Commenting on the report, Professor Neil Gibson, Chief Economist for EY Ireland said, “Irish GDP remains an imperfect measure of economic performance however with that said, a myriad of other data confirms that the Republic of Ireland continues to top the European performance charts. With this growth comes a host of other challenges for businesses such as the ongoing war for talent which our report finds remains a significant obstacle for companies. This challenge is firmly in the ‘nice problem to have’ category, but, coupled with housing price increases, wage costs are rising and will act as a natural break on hiring intentions as well as a potential accelerator of investment in technological solutions.”

According to EY Economic Eye, the Republic of Ireland is enjoying balanced growth across all four engines of growth – Government spending, consumer spending, business investment, and trade –which will help to insulate against a slowdown in any one area. 

Reflecting on this trend, Neil Gibson commented that Ireland’s current strong performance should not distract from the dark clouds which are gathering around the global economy and uncertainty around Brexit, both of which could arrest the very strong Irish growth: “Most economists would see this as a time for Ireland to run a surplus and begin to chip away at the national debt which still stands at over €40,000 per person, however those same economists probably would not have advocated the reduction in spending which took place following the crash. The harsh reality is that Ireland does not have the underpinning infrastructure or public service provision necessary to underwrite the economic vision which it has signed up to. This means that spending is required, but accompanied by a continued focus on cost control – which will not be easy in the face of growing salary pressures across the economy.”

The island’s economies diverge in the face of Brexit.

EY Economic Eye also finds that the divergence in outlook between the Republic of Ireland and Northern Ireland continues to widen as Brexit approaches.
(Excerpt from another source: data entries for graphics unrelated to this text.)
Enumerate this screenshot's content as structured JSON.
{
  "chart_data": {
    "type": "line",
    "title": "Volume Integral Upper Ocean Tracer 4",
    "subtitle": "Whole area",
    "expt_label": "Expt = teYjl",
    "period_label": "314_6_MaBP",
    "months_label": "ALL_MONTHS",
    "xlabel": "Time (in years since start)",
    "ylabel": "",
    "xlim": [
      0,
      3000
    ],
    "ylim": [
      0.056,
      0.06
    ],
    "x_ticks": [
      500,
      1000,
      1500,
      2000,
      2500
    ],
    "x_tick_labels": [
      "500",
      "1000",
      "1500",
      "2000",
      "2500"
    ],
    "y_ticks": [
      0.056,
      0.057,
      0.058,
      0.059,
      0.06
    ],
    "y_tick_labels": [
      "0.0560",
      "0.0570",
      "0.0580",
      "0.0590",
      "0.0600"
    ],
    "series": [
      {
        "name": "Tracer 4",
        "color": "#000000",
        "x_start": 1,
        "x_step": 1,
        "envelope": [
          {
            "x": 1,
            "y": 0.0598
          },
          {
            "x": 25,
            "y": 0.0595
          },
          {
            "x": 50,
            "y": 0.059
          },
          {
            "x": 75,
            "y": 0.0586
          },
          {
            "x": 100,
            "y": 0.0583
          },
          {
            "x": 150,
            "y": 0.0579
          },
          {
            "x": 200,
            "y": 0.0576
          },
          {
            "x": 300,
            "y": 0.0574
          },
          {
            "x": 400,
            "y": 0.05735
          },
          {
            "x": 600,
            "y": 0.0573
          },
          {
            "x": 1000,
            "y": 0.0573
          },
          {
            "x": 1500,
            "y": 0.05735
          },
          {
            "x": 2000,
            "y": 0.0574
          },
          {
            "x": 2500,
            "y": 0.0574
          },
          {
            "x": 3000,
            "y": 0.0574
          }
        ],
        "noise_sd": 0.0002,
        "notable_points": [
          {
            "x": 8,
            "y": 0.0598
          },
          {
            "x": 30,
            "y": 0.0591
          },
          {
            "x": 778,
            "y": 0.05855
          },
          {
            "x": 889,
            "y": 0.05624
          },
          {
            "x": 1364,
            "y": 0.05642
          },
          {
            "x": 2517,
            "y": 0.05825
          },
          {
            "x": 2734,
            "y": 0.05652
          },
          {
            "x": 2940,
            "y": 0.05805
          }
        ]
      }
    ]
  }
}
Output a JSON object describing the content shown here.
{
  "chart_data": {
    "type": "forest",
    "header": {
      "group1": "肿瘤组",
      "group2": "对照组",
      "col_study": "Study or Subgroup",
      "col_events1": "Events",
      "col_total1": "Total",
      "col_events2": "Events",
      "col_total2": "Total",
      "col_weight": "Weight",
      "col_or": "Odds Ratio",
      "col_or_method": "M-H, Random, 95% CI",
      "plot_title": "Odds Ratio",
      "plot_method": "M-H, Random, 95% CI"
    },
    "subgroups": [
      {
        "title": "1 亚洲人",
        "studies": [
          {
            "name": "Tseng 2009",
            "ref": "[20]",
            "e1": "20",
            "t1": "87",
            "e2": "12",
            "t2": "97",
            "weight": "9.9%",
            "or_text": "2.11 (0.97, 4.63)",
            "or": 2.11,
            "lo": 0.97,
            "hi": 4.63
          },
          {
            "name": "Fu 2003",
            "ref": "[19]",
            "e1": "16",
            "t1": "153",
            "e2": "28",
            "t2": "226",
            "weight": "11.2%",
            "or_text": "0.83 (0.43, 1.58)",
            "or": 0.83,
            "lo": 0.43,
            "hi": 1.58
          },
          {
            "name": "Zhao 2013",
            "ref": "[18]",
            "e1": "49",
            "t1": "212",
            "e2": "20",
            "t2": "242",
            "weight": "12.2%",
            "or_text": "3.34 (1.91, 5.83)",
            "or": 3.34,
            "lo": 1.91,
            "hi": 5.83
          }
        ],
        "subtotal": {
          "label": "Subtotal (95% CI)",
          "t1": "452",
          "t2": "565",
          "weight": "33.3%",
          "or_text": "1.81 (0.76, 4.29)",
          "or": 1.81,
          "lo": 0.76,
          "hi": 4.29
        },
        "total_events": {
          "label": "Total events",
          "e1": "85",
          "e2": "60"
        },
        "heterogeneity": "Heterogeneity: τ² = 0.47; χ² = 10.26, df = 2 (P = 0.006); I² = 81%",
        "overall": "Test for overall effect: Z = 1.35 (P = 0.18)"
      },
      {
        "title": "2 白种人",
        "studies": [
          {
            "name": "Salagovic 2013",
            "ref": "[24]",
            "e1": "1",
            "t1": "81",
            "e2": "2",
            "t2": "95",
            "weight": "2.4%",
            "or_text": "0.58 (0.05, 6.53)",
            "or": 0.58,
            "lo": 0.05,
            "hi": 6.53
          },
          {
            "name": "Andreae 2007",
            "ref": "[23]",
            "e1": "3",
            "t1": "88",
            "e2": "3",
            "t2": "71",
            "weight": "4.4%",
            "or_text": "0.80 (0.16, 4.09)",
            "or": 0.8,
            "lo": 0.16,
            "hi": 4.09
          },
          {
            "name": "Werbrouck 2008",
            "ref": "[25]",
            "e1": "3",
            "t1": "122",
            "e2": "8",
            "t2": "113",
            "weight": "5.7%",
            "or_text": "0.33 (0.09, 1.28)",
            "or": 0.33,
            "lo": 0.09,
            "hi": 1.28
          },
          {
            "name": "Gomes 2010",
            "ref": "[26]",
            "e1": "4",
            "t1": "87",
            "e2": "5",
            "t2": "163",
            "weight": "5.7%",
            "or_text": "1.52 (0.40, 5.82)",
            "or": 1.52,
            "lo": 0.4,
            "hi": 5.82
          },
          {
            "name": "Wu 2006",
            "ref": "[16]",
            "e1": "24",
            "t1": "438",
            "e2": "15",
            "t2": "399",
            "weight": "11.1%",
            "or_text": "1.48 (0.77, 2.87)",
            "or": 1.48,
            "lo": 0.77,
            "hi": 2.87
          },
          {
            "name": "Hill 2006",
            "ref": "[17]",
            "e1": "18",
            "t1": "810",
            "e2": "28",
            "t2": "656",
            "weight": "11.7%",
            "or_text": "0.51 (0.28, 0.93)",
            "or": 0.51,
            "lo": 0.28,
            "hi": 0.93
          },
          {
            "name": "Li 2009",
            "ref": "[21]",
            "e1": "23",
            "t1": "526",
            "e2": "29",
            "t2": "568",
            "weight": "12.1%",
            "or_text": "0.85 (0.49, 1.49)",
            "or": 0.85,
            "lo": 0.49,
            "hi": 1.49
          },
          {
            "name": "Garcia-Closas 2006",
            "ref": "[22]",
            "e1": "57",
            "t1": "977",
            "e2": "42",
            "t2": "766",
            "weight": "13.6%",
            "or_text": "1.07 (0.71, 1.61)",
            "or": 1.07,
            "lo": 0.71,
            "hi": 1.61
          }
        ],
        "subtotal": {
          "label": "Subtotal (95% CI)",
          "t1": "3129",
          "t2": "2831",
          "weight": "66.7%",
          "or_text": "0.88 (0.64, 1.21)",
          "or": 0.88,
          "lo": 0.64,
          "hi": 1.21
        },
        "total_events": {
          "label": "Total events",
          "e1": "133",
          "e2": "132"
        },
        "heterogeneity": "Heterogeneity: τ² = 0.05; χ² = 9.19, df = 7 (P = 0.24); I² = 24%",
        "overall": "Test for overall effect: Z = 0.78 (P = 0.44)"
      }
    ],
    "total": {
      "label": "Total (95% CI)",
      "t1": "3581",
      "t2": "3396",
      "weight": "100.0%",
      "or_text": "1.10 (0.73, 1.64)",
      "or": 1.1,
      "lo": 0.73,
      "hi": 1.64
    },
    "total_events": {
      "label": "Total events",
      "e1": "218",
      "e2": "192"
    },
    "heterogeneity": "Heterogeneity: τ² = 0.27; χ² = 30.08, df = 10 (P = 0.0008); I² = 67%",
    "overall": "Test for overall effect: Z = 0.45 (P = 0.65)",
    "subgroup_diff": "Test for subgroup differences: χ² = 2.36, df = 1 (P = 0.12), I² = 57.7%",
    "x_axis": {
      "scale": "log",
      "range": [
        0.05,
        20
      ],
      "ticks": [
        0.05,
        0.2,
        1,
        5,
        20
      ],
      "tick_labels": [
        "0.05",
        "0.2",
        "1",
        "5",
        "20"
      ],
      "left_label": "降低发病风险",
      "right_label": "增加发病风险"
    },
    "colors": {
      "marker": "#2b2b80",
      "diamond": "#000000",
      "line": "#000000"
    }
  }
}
Although 2018 growth in Northern Ireland is projected to match that of the UK due to its strong labour market performance, the longer term outlook is for very modest levels of growth, and a small fall in overall employment levels, starting in 2019. The forecasts are predicated on a Brexit agreement being reached which involves a two-year transition period and a Free Trade Agreement thereafter.

Neil Gibson states that while slower growth in Northern Ireland is partially a result of Brexit, it is not the root cause, “A persistent productivity weakness and overreliance on consumers was always going to hamper UK and Northern Irish growth as some point. Uncertainty surrounding Brexit is certainly not helping NI performance, but it would be a mistake to use that as a simple explanation for the malaise. The strong jobs market performance is to be welcomed and it is possible to imagine a set of outcomes relating to Brexit and a reestablishment of a local Executive that would see the region outperform our current forecasts.”

Looking at the potential impact of Brexit on businesses across the island of Ireland, Simon MacAllister, Partner and Brexit Lead for EY Ireland, added that whilst firms may initially have had a ‘wait and see’ attitude towards their Brexit preparations, this has now evolved into undertaking risk assessments and more proactive contingency planning.

“Uncertainty is something firms live with every day, but the continued possibility of a ‘no-deal’ Brexit has led many businesses to move beyond risk assessment and into a contingency planning phase. This involves finding innovative solutions to navigate the possible risks that might adversely impact them, whether they be linked to tariffs and costs, legal and regulatory changes, supply chain disruption or tax matters. Our teams have witnessed this new, more practical phase of Brexit preparations first hand, demonstrating a shift in mind-set among businesses across the island as they look towards March 2019.